Putting the Case for Linked Data

This is a summary of a break-out group discussion at the JISC Expo Programme meeting, July 2011, looking at ‘Skills required for Linked Data’.

We started off by thinking about the first steps when deciding to create Linked Data. We took a step back from the skills required and thought more about the understanding and the basic need and the importance of putting the case for Linked Data (or otherwise).

Do you have suitable data

Firstly, do you have data that is suitable to output as Linked Data. This comes down to the question: what is suitable data? It would be useful to provide more advise in this area.

Is Linked Data worth doing?

Why do you want Linked Data? Maybe you are producing data that others will find interesting and link into? If you give your data identifiers, others can link into it. But is Linked Data the right approach? Is what you really want open data more than Linked Data? Or just APIs into the data? Sometimes a simpler solution may give you the benefits that you are after.

Maybe for some organisations approaches other than Linked Data are appropriate, or are a way to start off – maybe just something as simple as outputting CSV. You need to think about what is appropriate for you.  By putting your data out in a more low-barrier way, you maybe able to find out more about who might use your data. However, there is an argument that it is very early days for Linked Data, and low levels of use right now may not reflect the potential for the data and how it is used in the future.

Are you the authority on the data? Is someone else the authority? Do you want to link into their stuff? These are the sorts of questions you need to be thinking about.

The group agreed that use cases would be useful here. They could act as a hook to bring people in. Maybe there should be somewhere to go to look up use cases – people can get a better idea of how they (their users) would benefit from creating Linked Data, they can see what others have done and compare their situation.

We talked around the issues involved in making a case for Linked Data. It would be useful if there was more information for people on how it can bring things to the fore. For example, we talked about set of photographs – a single photograph might be seen in a new context, with new connections made that can help to explain it and what it signifies.

What next?

There does appear to be a move of Linked Data a ‘clique’ into the mainstream – this should make it easier to understand and engage with.

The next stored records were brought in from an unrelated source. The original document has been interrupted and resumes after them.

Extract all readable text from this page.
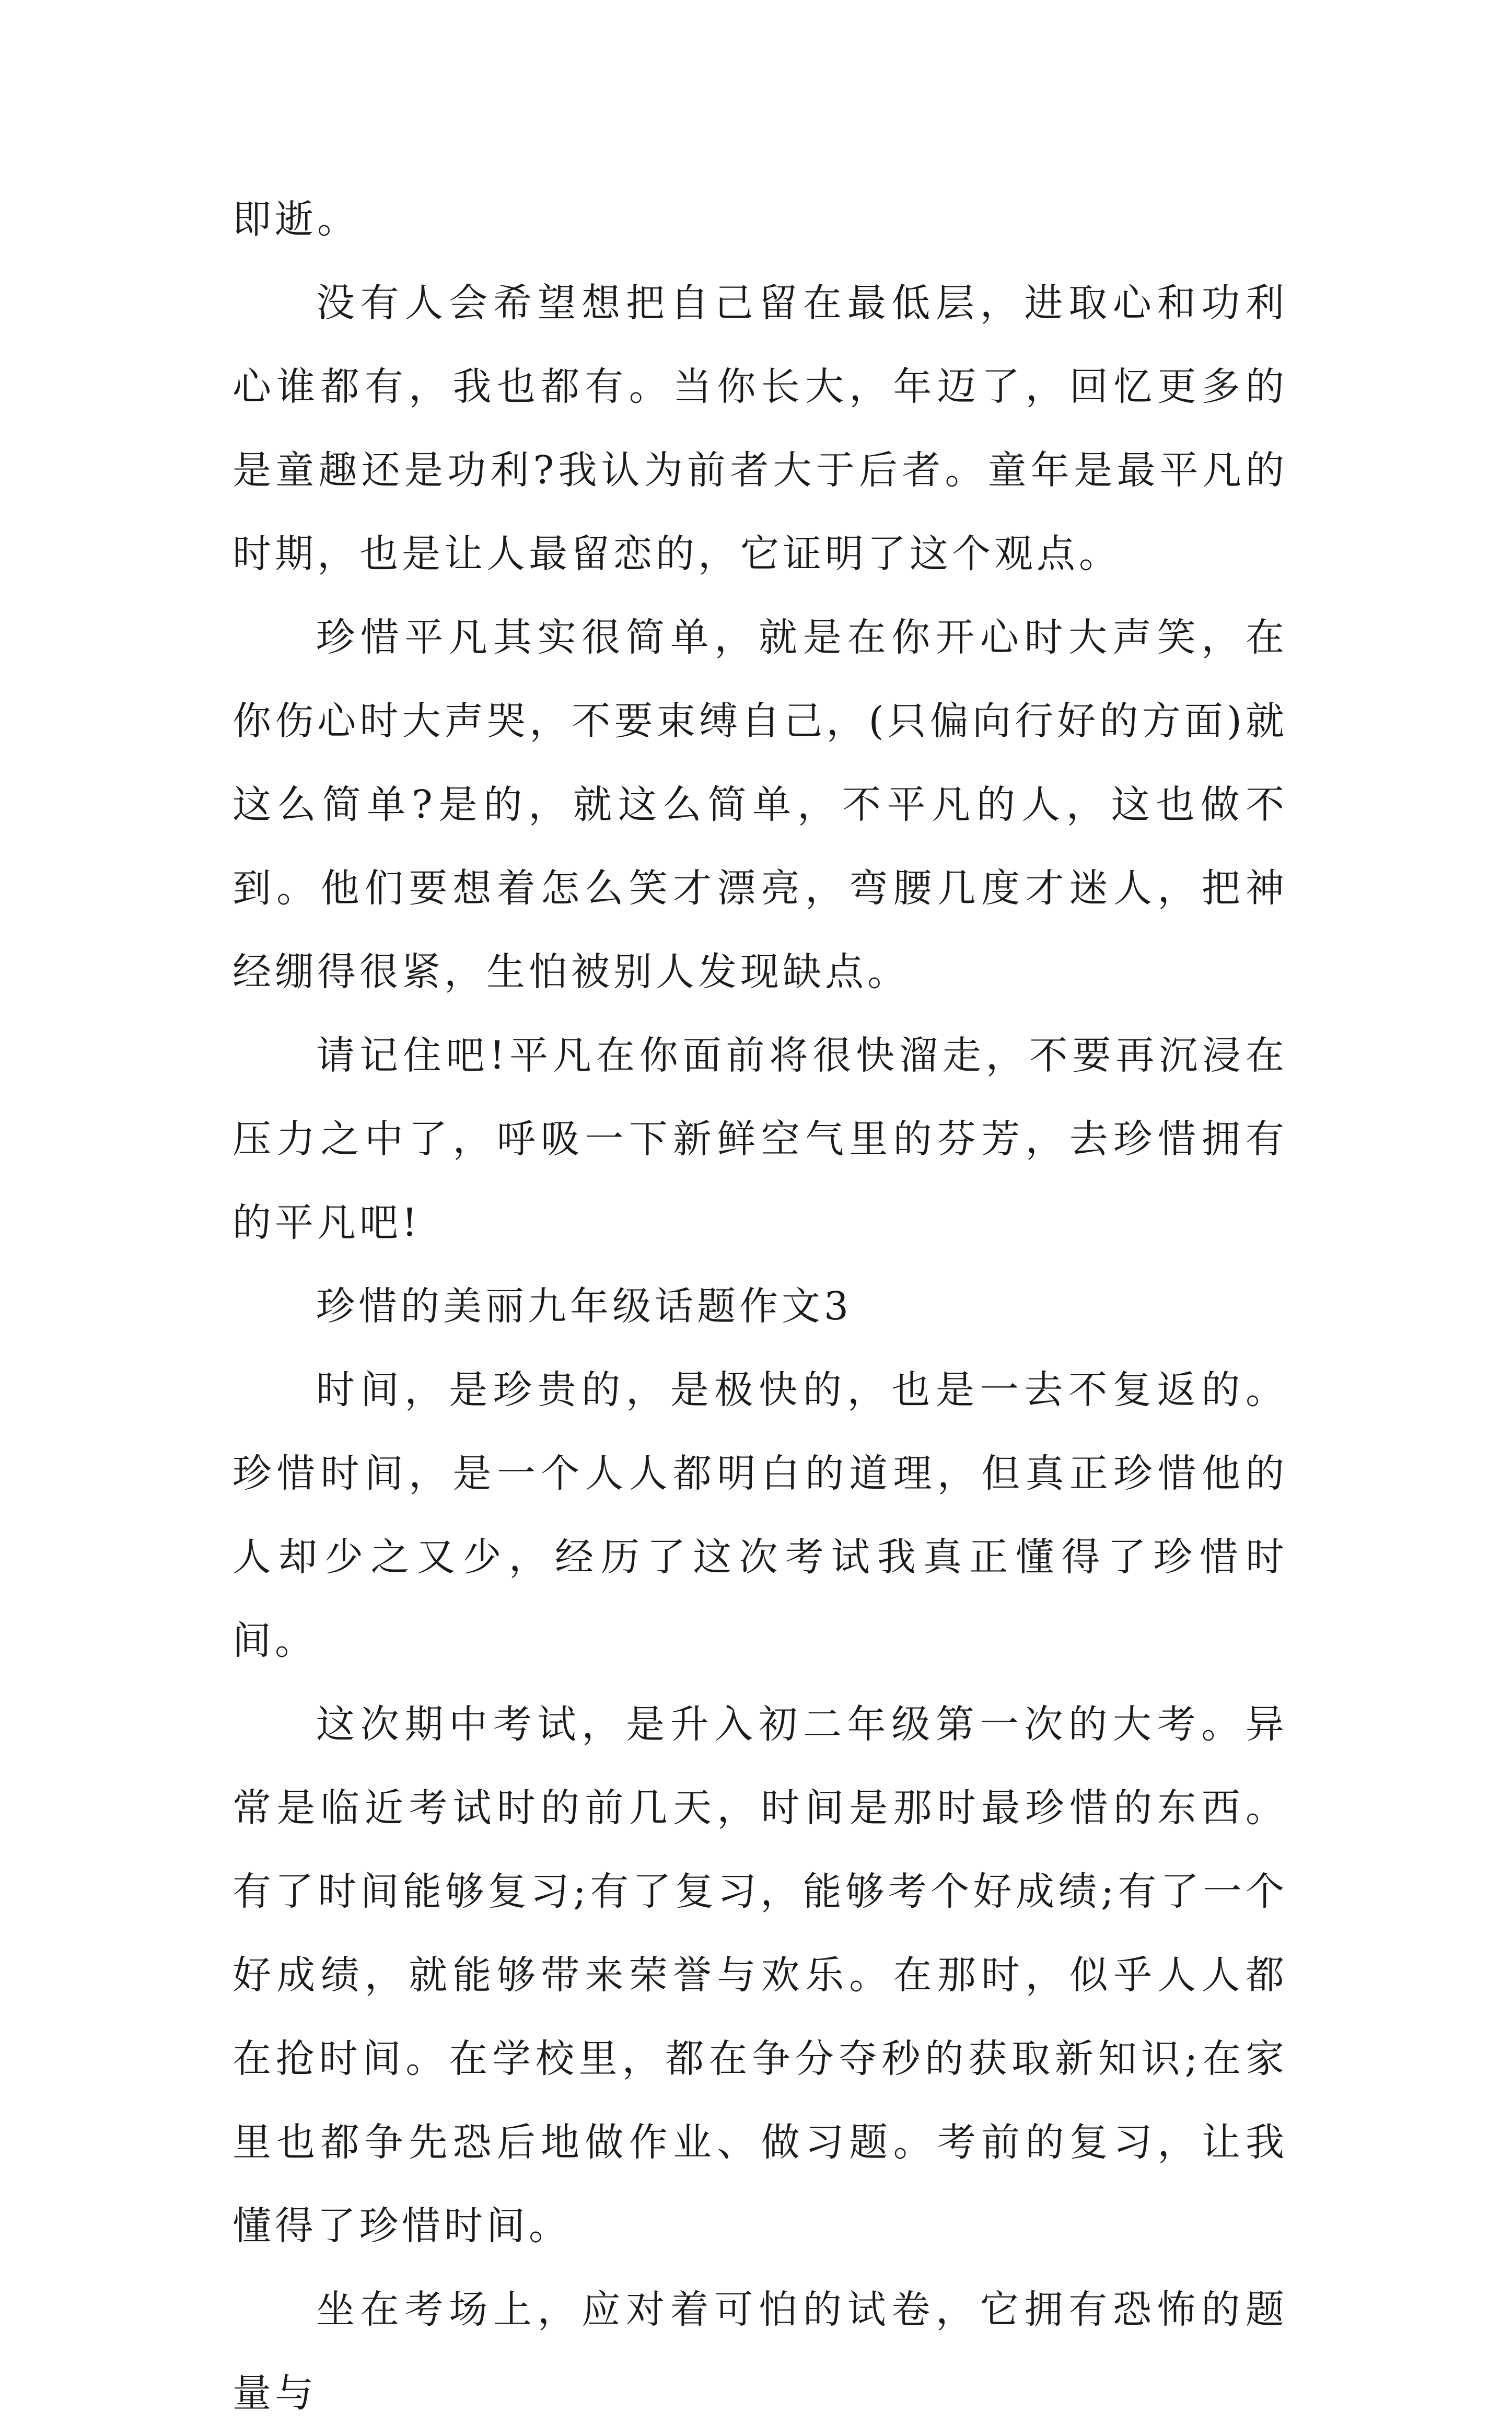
即逝。

没有人会希望想把自己留在最低层，进取心和功利心谁都有，我也都有。当你长大，年迈了，回忆更多的是童趣还是功利?我认为前者大于后者。童年是最平凡的时期，也是让人最留恋的，它证明了这个观点。

珍惜平凡其实很简单，就是在你开心时大声笑，在你伤心时大声哭，不要束缚自己，(只偏向行好的方面)就这么简单?是的，就这么简单，不平凡的人，这也做不到。他们要想着怎么笑才漂亮，弯腰几度才迷人，把神经绷得很紧，生怕被别人发现缺点。

请记住吧!平凡在你面前将很快溜走，不要再沉浸在压力之中了，呼吸一下新鲜空气里的芬芳，去珍惜拥有的平凡吧!

珍惜的美丽九年级话题作文3

时间，是珍贵的，是极快的，也是一去不复返的。珍惜时间，是一个人人都明白的道理，但真正珍惜他的人却少之又少，经历了这次考试我真正懂得了珍惜时间。

这次期中考试，是升入初二年级第一次的大考。异常是临近考试时的前几天，时间是那时最珍惜的东西。有了时间能够复习;有了复习，能够考个好成绩;有了一个好成绩，就能够带来荣誉与欢乐。在那时，似乎人人都在抢时间。在学校里，都在争分夺秒的获取新知识;在家里也都争先恐后地做作业、做习题。考前的复习，让我懂得了珍惜时间。

坐在考场上，应对着可怕的试卷，它拥有恐怖的题量与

There are more tutorials, more support, more understanding. New tools will be developed that will make the process easier.

You need to think about different skills – data modelling and data transformation are very different things. We agreed that development is not always top down. Developers can be very self-motivated, in an environment where a continual learning process is often required. It may be that organisations will start to ask for skills around Linked Data when hiring people.

We felt that there is still a need for more support and more tutorials. We should move towards a critical mass, where questions raised are being answered and developers have more of a sense that there is help out there and they will get those answers. It can really help talking to other developers, so providing opportunities for this is important. The JISC Expo projects were tasked with providing documentation – explaining what they have done clearly to help others. We felt that these projects have helped to progress the Linked Data agenda and that it is an important encouraging people to acquire these skills to require processes and results to be written up.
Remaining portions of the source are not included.